Shell expects “significantly higher” gas revenues in the three months to December thanks to the “high liquid natural gas spot price environment” as it overcomes “ongoing supply issues”.

Oil product sales, however, will be hit by “seasonal trends, the demand impact due to the Omicron virus and foreign exchange impacts in Turkey following a plunge in the Turkish lira.

The energy major’s trading update was published ahead of its fourth-quarter results on February 3.

Shell, like its rivals, slumped into a huge loss in 2020 as the long-running coronavirus pandemic slashed energy demand and crude prices.

However, European gas prices have blazed a record-breaking trail over the past year on strong winter demand and simmering geopolitical tensions between key supplier Russia and consumer nations.

Runaway spot gas prices, alongside other buoyant commodities including crude oil, have fuelled mounting concern about spiking inflation worldwide.

Meanwhile, Shell is distributing USD7 billion to shareholders from the sale agreed last year of its assets in the shale-oil rich Permian Basin of the United States to rival ConocoPhillips.

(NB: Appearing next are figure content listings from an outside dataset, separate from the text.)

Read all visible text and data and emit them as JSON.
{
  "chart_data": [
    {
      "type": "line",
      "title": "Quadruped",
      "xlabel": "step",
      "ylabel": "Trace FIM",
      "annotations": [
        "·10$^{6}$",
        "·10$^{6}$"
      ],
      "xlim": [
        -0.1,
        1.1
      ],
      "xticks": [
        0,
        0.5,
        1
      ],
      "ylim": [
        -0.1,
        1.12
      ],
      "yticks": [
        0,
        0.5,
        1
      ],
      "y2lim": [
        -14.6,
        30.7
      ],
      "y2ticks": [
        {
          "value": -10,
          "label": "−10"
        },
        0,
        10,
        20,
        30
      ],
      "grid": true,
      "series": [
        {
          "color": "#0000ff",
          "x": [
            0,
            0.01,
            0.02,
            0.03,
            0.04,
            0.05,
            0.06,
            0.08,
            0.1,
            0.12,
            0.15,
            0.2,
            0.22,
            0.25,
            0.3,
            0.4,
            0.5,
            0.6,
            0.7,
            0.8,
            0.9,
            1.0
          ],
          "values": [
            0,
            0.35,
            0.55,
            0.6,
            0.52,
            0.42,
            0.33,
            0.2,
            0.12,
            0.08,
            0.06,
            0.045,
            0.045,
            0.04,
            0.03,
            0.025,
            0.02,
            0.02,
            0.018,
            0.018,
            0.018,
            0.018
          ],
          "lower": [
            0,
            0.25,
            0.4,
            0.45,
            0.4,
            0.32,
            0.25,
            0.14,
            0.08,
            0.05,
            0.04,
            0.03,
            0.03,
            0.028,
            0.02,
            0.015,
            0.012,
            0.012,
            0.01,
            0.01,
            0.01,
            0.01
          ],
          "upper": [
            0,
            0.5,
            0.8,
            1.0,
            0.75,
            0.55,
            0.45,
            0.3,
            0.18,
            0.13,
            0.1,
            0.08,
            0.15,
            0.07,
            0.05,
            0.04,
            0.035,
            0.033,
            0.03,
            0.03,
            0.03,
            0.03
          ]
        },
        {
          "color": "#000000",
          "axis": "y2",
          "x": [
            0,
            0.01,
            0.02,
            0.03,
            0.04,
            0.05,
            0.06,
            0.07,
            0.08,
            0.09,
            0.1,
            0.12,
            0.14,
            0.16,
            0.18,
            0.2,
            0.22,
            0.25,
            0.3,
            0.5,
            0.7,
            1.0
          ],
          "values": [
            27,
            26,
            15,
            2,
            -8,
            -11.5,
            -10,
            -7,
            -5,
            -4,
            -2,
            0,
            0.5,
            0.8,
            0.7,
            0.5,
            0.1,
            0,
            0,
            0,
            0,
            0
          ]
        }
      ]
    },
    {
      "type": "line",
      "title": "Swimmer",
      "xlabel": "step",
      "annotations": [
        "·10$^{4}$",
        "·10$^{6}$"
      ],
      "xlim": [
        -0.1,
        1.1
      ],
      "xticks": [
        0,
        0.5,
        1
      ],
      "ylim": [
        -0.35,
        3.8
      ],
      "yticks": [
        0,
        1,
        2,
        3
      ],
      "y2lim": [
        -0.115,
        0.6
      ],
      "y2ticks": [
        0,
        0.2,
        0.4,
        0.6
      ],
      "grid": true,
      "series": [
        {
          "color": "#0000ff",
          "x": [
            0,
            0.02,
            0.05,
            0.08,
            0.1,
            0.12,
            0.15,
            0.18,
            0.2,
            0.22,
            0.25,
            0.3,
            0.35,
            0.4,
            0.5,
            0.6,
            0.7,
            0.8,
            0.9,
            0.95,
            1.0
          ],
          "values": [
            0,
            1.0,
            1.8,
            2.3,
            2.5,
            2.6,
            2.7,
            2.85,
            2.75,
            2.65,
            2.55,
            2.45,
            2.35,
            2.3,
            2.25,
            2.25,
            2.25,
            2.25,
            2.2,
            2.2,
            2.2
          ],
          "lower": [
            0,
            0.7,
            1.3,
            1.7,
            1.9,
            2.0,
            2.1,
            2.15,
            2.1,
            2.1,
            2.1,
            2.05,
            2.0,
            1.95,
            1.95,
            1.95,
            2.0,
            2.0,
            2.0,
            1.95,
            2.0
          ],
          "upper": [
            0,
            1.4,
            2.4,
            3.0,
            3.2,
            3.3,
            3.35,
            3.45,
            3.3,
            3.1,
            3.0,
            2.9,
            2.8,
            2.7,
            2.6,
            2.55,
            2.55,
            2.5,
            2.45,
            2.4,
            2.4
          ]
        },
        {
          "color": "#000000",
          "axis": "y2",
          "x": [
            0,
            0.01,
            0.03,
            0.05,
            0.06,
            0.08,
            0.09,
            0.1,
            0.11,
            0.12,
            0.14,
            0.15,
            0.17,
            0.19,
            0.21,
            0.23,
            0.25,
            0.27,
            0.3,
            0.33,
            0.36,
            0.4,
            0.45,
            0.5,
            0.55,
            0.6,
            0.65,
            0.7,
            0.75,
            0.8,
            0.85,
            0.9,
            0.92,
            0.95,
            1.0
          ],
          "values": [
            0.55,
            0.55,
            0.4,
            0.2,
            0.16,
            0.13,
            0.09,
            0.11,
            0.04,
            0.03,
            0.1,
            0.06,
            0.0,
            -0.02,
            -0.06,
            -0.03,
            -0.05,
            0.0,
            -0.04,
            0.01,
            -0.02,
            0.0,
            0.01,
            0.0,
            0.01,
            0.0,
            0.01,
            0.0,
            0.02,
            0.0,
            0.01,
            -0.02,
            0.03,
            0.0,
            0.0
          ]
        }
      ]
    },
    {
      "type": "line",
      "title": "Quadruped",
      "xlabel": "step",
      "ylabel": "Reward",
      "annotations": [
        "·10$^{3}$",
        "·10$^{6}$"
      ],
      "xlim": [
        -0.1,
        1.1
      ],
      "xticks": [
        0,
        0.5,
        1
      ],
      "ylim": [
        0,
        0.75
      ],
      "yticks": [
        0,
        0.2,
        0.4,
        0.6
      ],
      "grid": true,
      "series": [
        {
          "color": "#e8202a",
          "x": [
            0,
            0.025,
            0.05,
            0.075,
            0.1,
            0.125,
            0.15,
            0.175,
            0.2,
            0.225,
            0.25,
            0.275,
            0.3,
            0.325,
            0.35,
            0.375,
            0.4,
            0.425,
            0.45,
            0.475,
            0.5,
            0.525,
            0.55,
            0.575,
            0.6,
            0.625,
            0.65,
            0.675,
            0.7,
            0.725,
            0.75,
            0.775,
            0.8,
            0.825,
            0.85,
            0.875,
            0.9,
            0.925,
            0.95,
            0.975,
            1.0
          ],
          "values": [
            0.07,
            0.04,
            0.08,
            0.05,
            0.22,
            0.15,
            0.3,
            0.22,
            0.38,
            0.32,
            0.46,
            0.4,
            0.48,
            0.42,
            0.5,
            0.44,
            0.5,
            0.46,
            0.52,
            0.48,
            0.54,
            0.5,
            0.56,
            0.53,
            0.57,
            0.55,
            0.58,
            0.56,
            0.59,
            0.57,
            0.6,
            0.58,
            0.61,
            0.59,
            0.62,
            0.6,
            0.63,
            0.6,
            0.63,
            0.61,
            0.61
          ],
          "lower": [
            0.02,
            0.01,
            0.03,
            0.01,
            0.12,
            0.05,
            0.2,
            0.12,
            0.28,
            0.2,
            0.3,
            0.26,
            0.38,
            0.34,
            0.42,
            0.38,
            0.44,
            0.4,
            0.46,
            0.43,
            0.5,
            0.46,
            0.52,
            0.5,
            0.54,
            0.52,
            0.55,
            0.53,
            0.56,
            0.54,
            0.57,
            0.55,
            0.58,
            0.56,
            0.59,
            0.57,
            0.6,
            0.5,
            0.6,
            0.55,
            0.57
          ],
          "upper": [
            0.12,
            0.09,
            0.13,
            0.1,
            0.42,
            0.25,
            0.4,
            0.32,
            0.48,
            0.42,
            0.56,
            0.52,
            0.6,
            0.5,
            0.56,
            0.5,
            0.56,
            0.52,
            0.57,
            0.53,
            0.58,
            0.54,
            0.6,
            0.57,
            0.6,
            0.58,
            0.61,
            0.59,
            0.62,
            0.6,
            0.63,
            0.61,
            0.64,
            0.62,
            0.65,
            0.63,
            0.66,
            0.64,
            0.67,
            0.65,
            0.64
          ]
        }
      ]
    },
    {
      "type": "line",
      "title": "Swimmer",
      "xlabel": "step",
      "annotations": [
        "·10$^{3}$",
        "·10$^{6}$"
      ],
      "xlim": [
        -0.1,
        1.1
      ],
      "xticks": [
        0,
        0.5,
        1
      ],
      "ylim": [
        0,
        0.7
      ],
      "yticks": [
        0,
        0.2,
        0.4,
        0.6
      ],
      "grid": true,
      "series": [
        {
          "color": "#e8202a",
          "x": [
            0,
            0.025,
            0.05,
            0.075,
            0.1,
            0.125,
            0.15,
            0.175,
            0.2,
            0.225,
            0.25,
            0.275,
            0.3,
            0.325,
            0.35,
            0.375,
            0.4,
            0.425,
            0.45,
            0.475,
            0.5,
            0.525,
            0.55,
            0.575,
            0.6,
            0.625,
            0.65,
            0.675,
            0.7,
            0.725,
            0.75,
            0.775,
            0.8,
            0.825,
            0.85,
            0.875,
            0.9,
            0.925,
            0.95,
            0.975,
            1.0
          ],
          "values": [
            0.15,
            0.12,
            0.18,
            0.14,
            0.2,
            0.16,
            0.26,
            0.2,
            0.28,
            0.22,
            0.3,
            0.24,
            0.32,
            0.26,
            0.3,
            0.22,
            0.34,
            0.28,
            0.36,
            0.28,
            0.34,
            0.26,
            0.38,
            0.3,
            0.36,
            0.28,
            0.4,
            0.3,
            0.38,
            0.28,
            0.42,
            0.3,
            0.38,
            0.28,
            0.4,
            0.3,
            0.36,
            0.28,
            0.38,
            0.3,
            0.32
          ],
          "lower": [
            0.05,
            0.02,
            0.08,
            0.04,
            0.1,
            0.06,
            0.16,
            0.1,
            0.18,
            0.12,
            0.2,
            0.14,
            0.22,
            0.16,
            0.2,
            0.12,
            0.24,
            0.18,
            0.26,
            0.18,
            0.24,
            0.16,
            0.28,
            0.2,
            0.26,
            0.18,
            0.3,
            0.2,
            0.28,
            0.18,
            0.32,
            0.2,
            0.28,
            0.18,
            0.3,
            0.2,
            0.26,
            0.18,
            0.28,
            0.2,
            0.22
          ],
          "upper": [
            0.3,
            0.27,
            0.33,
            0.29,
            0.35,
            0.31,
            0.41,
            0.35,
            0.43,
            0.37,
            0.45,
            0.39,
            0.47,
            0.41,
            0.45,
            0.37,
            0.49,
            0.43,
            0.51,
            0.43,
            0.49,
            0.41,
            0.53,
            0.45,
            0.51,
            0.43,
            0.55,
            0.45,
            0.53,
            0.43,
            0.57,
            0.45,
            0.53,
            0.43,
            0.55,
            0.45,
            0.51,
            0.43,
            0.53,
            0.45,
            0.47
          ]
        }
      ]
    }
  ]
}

The group added yesterday that it would distribute the remaining USD5.5 billion of the proceeds in the form of share buybacks.

The news comes after Shell shareholders voted overwhelmingly last month to switch the group’s headquarters from the Netherlands to Britain after a century and drop Royal Dutch from the name.

Europe’s biggest energy firm says the move will simplify its tax and share arrangements, and speed up its transition from fossil fuels that cause climate change.